IMHO the controls, particularly near the ground (i.e. on take-off and on landing) are far too sensitive and there is a lot of 'porpoising' both in pitch and yaw.

I tried the default Baron, and it seems to me actually quite sluggish on take off and landing, in pitch, yaw and roll. No twitchiness on either axis. This with 0% stability augmentation and 100% non-linearity settings. Maybe you can try to set the latter to 100%.

6 hours ago, roadrabbit149 said:

There is a known problem with both toe brakes (again, too sensitive) and the park brake (does not hold above 1900 rpm).

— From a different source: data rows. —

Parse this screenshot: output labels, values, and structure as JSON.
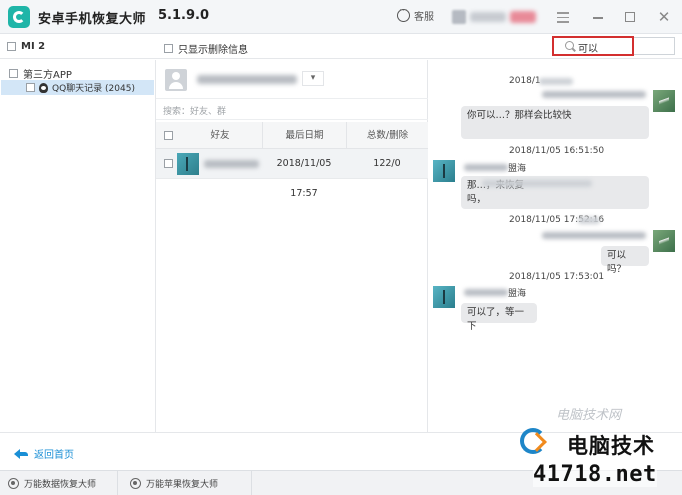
{
  "window": {
    "title": "安卓手机恢复大师",
    "version": "5.1.9.0",
    "support_label": "客服"
  },
  "toolbar": {
    "device_name": "MI 2",
    "only_deleted_label": "只显示删除信息",
    "search_value": "可以"
  },
  "sidebar": {
    "root_label": "第三方APP",
    "items": [
      {
        "label": "QQ聊天记录 (2045)"
      }
    ]
  },
  "contacts": {
    "search_placeholder": "搜索：好友、群",
    "dropdown_glyph": "▾",
    "columns": [
      "好友",
      "最后日期",
      "总数/删除"
    ],
    "rows": [
      {
        "date": "2018/11/05 17:57",
        "count": "122/0"
      }
    ]
  },
  "chat": {
    "messages": [
      {
        "side": "me",
        "timestamp": "2018/1",
        "text": "你可以…？那样会比较快"
      },
      {
        "side": "other",
        "timestamp": "2018/11/05 16:51:50",
        "sender_suffix": "盟海",
        "text_a": "那…，来恢复",
        "text_b": "吗，"
      },
      {
        "side": "me",
        "timestamp": "2018/11/05 17:52:16",
        "text": "可以吗？"
      },
      {
        "side": "other",
        "timestamp": "2018/11/05 17:53:01",
        "sender_suffix": "盟海",
        "text": "可以了，等一下"
      }
    ]
  },
  "bottom": {
    "back_label": "返回首页"
  },
  "footer": {
    "items": [
      {
        "label": "万能数据恢复大师"
      },
      {
        "label": "万能苹果恢复大师"
      }
    ]
  },
  "watermark": {
    "brand": "电脑技术网",
    "title": "电脑技术",
    "site": "41718.net"
  },
  "colors": {
    "accent": "#1a8fd6",
    "logo": "#1fb5a8",
    "highlight": "#d32f2f",
    "selected_row": "#d3e6f7"
  }
}
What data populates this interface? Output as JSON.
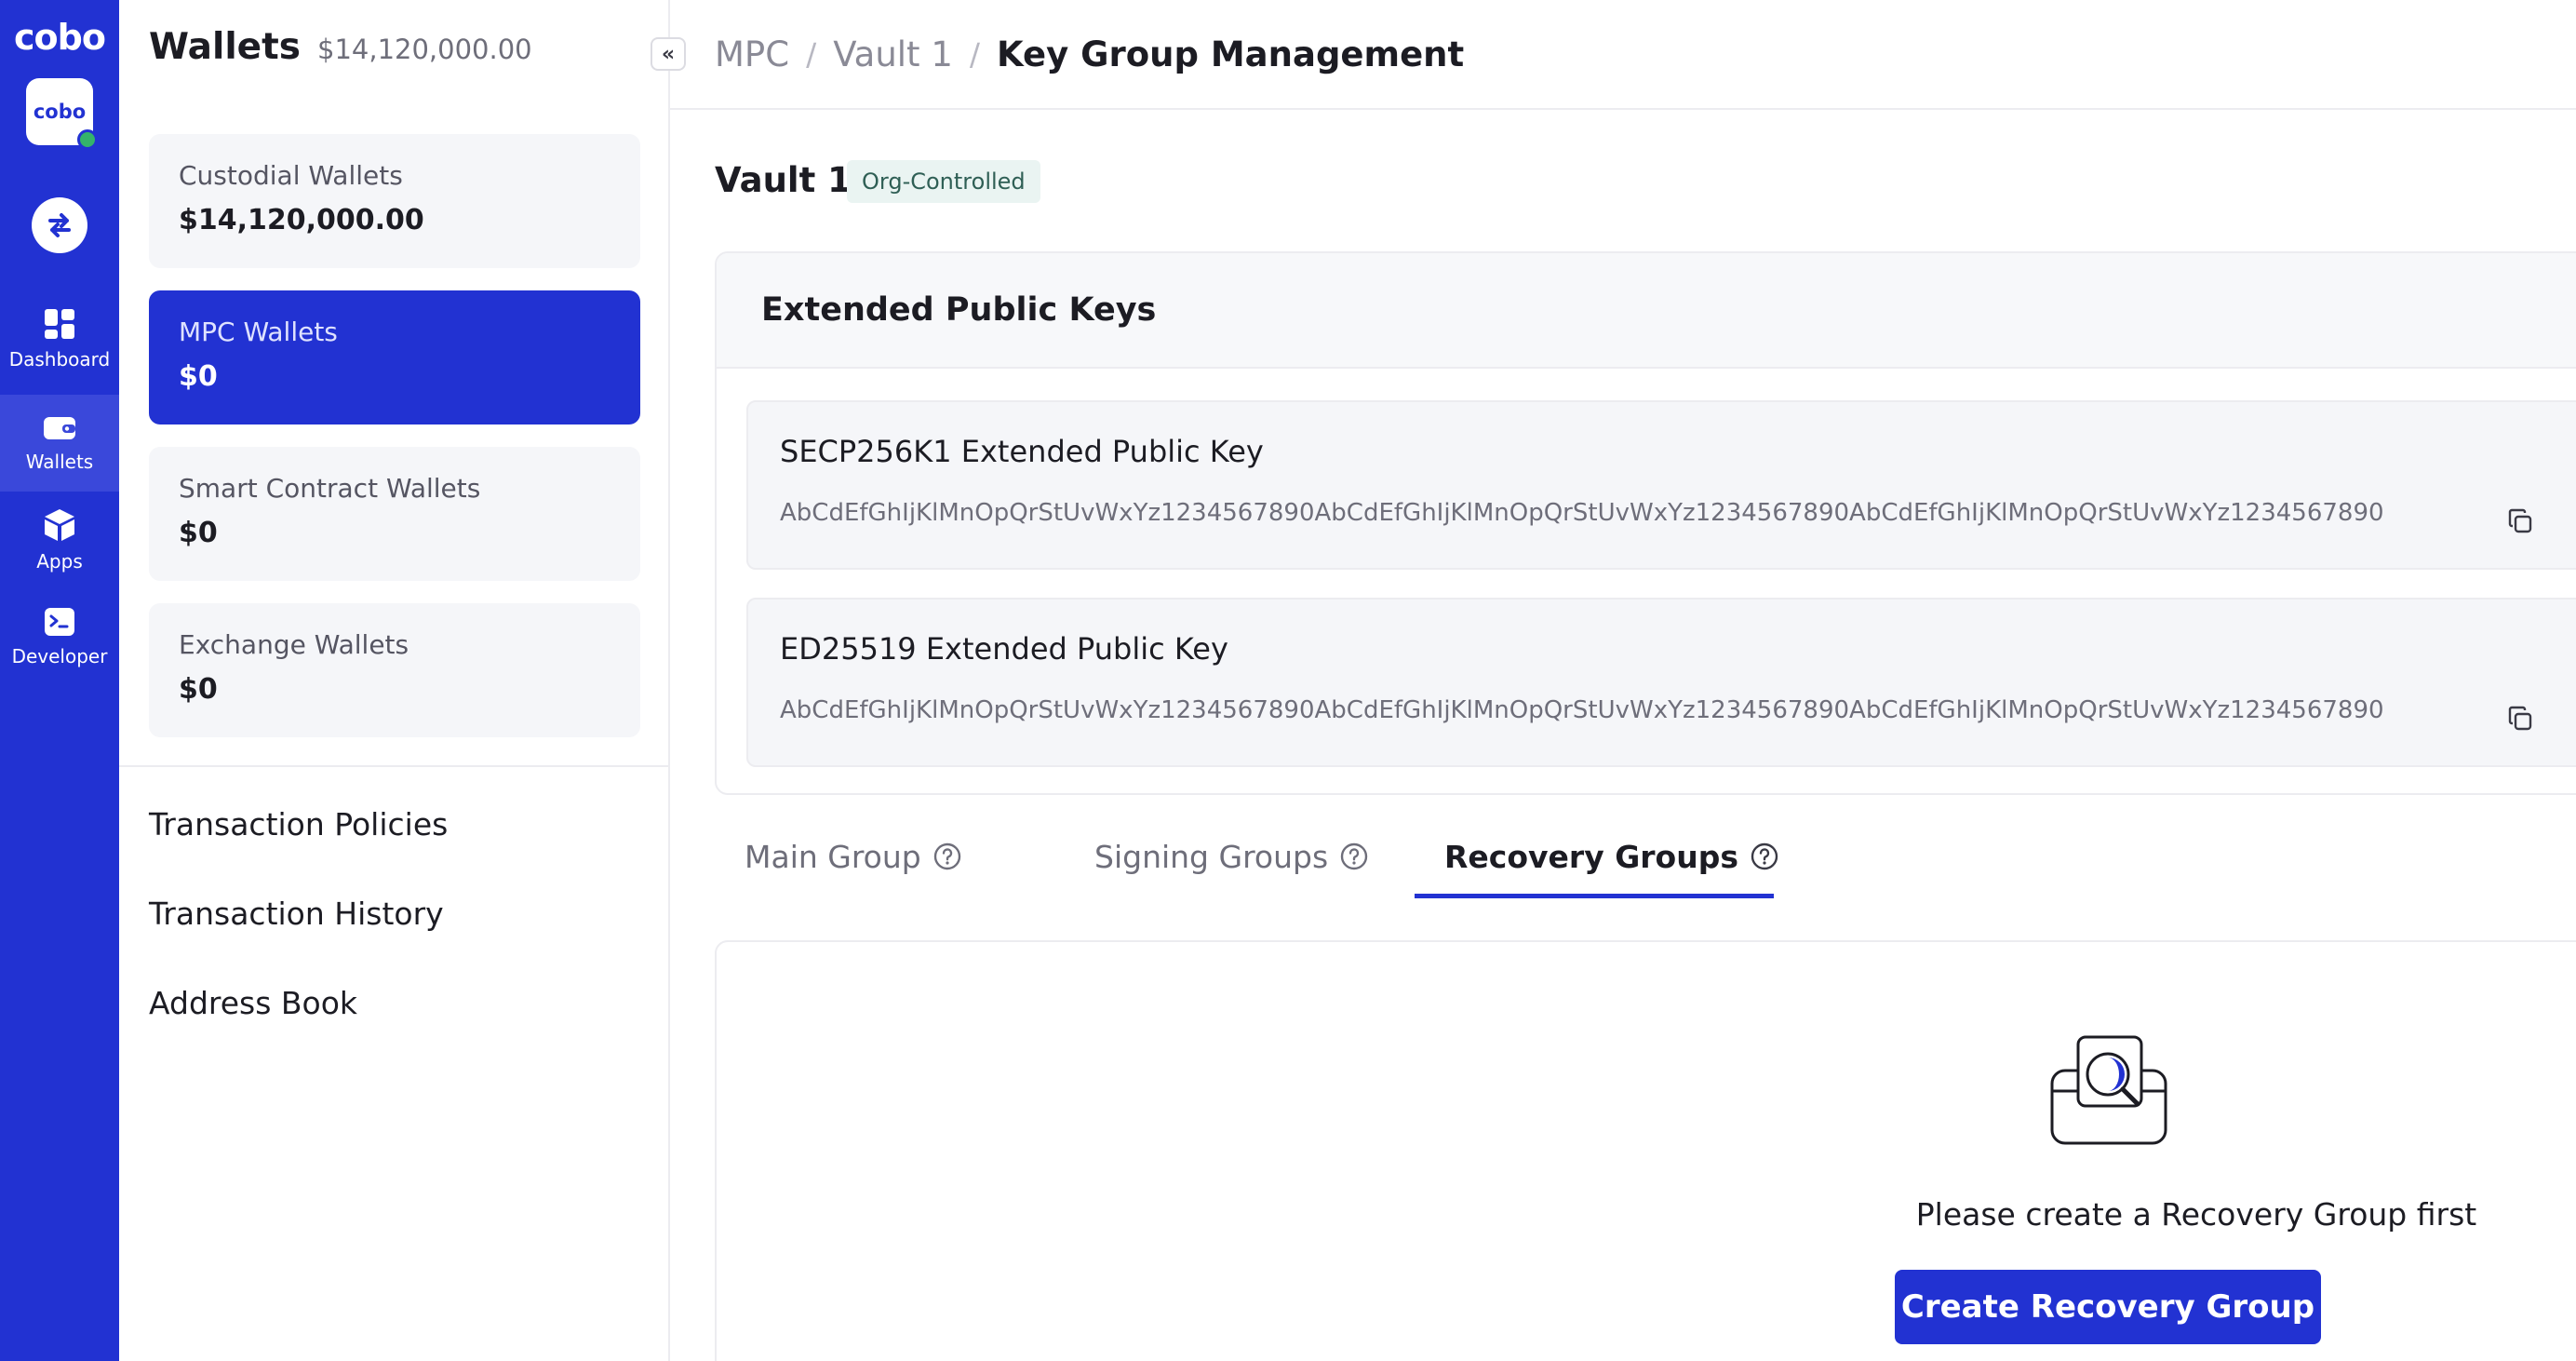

That's strange, the default Baron holds on the runway with the engines at max rpm, even at ZFW (almost zero fuel and no payload). Maybe you could try increasing the "flight model per frame" entry in the general settings screen.

6 hours ago, roadrabbit149 said:

I am trying to teach others to fly twins, so need well-reproduced single engine handling and these models do not give it.

As far as I tried, the default Baron, at MTOW, c.g. at 6'' aft, critical engine windmilling, gear down and flaps at T.O., requires full opposite rudder and a few degrees of bank into the working engine to keep course, and it loses directional control (uncontrolled roll toward the dead engine) at an airspeed close to VMCA (red line on the airspeed indicator). That seems consistent with the real behaviour. In any case, I never found anything closer to single engine dynamics in any other competing general flight sim.

6 hours ago, roadrabbit149 said:

Another critical problem is when using SmartCopilot to share cockpit, the turn and slip indicator displays completely randomly - so useless.

What issues are you finding? My turn and slip indicator seems to correctly react to pedal inputs and slip angle, and with OEI the ball remains on the working engine side (even when keeping course) as it should.

 

Edited by Murmur

"The problem with quotes on the Internet is that it is hard to verify their authenticity." [Abraham Lincoln]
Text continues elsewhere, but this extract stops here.